Promotional material for No Poverty Land Photos: Courtesy of TVB
Window to the motherland
Promotional material for No Poverty Land Photos: Courtesy of TVB
A Hong Kong TV production team spent three months filming at 10 locations in the Chinese mainland to introduce the regions’ poverty alleviation efforts to the city’s residents.
Reviews from viewers, both in the mainland and in Hong Kong, show that they have achieved success.
The documentary No Poverty Land is being seen by parents and schools in Hong Kong as a window to help young people to learn more about the mainland. The series currently has a 9.5/10 on major Chinese media review platform Douban.
Janis Chan, the Hong Kong Television Broadcasts Limited (TVB) host who acts as a guide for audiences in the documentary, talked with the Global Times about the production of the documentary and why she thinks the program has been so successful.
“I was invited to Hong Kong University to give a speech and communicate with students how our motherland is developing. I am glad to see parents and schools treating the documentary as a textbook and playing it for children, which can deepen their understanding of the motherland,” Chan noted.
Sustainable efforts
The 12-episode documentary series aired on TVB from August 21 to November 6.
The production team selected what they felt were the 10 most representative cases of deep poverty in Southwest and Northwest China, and analyzed the different poverty alleviation methods adopted by each place, including population relocation, promoting regional development through industry and developing education.
By comparing the present and the past, the program recalls the harsh living conditions of the past and shows that today’s happy life was not easily earned.
The idea of producing such a program started from a journey in 2019.
Wong Suk-ming, director of TVB’s news department, and her colleague went to Southwest China’s Guizhou Province and Northwest China’s Ningxia Hui Autonomous Region in 2019. They were surprised by how much places they remembered as being extremely poor had changed.
There are now well-built transportation networks, developed infrastructure and an advanced data center for technology with clients around the world.
Wong was shocked by the development of the mainland and decided to film a documentary to tell these poverty alleviation stories to Hong Kongers.
Chan said that except for this journey, she and the production team had not been to these rural areas before filming the program. She searched information online to prepare for the documentary, but what she really experienced on the scene has still impacted her and given her so deep impression.
When talking about the most impressive places, Chan listed the Garze Tibetan Autonomous Prefecture in Sichuan Province and Atulie’er village, also known as “the cliff village,” in Liangshan Yi Autonomous Prefecture, also in Sichuan.
Due to the village’s isolated location, perched like the seat of a chair with near-vertical cliffs both above and below, villagers had to use a series of handmade ladders to scale the 800-meter-high cliff.

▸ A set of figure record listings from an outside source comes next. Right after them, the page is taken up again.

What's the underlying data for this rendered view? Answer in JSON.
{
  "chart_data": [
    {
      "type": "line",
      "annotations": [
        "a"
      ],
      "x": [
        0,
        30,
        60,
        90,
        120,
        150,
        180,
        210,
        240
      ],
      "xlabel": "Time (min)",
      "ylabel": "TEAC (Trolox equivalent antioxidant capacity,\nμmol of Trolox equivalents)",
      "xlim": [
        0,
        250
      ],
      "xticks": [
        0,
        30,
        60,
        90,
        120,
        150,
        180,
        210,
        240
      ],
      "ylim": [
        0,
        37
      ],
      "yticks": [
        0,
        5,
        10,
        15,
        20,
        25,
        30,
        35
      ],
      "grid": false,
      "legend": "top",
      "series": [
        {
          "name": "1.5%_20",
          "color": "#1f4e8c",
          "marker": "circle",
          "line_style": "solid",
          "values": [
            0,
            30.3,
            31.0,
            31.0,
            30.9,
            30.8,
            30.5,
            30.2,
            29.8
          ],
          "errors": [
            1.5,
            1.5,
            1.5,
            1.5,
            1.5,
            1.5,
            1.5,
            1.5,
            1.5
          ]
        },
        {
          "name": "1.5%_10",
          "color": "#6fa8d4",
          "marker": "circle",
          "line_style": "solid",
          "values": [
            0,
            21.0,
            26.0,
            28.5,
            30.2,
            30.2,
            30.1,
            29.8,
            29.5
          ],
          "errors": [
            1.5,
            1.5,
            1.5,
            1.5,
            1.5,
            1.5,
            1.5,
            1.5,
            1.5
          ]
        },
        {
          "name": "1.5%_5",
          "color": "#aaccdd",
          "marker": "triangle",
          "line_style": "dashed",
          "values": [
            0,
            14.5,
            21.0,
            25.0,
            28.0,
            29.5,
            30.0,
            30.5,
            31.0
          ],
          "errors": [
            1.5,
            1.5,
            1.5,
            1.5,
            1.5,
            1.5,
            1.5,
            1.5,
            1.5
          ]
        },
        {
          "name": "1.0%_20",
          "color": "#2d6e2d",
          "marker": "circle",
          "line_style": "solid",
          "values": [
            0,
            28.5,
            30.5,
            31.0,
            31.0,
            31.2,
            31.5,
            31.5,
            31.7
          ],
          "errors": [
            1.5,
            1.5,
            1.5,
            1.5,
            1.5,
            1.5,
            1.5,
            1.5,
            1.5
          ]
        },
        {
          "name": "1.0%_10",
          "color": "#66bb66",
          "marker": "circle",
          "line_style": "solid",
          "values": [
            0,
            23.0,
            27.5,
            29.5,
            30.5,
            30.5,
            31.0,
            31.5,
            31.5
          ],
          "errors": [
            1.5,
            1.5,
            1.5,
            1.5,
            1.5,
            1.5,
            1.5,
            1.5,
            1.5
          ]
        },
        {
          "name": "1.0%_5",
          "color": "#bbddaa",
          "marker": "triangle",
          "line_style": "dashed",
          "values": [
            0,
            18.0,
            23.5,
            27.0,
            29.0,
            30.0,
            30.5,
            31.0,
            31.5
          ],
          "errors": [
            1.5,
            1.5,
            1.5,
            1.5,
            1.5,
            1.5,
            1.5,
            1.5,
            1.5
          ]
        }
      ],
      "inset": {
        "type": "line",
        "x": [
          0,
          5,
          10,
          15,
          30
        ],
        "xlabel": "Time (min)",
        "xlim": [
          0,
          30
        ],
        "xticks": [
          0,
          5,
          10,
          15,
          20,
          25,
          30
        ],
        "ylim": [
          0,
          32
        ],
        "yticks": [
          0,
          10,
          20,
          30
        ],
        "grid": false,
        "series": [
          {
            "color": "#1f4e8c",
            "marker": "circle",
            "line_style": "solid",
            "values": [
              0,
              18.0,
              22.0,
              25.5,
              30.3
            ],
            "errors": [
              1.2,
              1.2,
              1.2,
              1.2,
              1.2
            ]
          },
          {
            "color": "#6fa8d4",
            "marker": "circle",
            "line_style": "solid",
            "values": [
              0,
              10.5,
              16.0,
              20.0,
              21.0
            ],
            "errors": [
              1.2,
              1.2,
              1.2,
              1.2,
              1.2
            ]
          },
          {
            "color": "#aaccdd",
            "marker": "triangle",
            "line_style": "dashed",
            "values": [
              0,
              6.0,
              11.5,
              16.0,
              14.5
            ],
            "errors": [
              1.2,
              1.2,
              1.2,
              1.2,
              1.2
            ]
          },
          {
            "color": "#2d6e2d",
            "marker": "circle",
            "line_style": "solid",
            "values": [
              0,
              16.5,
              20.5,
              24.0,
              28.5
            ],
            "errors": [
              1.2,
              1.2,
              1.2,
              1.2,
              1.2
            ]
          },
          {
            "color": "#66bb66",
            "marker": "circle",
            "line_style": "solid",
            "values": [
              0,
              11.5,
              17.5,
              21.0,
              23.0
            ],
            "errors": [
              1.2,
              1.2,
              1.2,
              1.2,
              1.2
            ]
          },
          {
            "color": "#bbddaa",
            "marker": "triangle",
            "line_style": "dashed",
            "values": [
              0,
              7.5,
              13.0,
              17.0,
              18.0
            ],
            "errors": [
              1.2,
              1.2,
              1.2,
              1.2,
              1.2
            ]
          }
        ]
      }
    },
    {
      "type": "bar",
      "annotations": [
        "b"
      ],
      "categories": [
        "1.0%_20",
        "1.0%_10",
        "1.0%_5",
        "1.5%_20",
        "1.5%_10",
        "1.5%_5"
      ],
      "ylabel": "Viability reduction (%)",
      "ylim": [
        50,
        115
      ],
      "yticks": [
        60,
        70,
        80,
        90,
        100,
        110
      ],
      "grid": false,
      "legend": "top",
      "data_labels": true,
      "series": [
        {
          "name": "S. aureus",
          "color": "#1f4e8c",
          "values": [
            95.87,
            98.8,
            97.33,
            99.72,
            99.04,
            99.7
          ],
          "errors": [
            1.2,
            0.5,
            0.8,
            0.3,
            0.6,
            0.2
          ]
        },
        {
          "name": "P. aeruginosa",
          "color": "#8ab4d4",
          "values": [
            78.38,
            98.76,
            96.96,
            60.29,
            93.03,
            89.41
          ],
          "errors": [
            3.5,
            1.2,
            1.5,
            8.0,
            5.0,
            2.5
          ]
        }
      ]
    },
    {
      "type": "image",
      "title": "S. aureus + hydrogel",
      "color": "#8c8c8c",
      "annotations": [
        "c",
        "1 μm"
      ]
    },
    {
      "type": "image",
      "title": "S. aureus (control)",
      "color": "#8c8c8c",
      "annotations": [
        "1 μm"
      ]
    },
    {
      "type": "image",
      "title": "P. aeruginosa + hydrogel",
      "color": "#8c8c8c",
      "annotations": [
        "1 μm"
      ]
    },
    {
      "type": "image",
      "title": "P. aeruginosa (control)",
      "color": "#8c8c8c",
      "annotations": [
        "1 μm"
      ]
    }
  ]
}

Now a 2,556-step steel staircase has been built, significantly improving travel for locals.
Chan also climbed the steel staircase with villagers, filming the entire journey for audiences even though she was trembling the entire time.
After seeing the poor conditions in the village, Chan was taken by villagers to their new homes, modern buildings built at the base of the mountain so they can enjoy a normal life.
The distinct difference between their former and new homes made Chan excited and happy for these villagers.
Local poverty alleviation programs have not only built homes for residents but have also trained them and helped establish industries suited to local conditions, including selling agricultural products through livestreams.
The importance of education was not forgotten during these efforts of these villagers, who also spent time and money improving schools for local children.
“Before alleviating poverty, we should foster people’s wisdom,” Chan said, noting that improving education is a significant part of poverty relief.
She said that she feels poverty alleviation in the Chinese mainland is a sustainable process as it relies on technology and knowledge, and that villages will not return to previous conditions as some foreign media speculate.
Secret to success
During the more than two months the show was airing, it’s word of mouth continued to rise both in the Chinese mainland and in the Hong Kong Special Administrative Region.
“This poverty alleviation documentary is one that audiences can easily relate to,” write many reviews.
Chan said that the most important thing when capturing audiences’ attention is to communicate with local people with heart, feeling what they feel and thinking what they think.
“I have been so curious about others’ stories since I was a child and my parents often consider me as a gossip,” Chan laughed.
“I think the interviewee can feel my longing to become friends with them.”
Chan has received many positive feedback from audiences after the program was released and her friends came to ask her how to take a tour of the mainland to appreciate these marvelous locations.
“I want to organize a tour group for them named ‘No Poverty Land‘ and bring them to where I visited, letting them step on the steel staircases, taste coffee made in Yunnan Province and slip through the iron chain on the Nujiang River,” Chan said.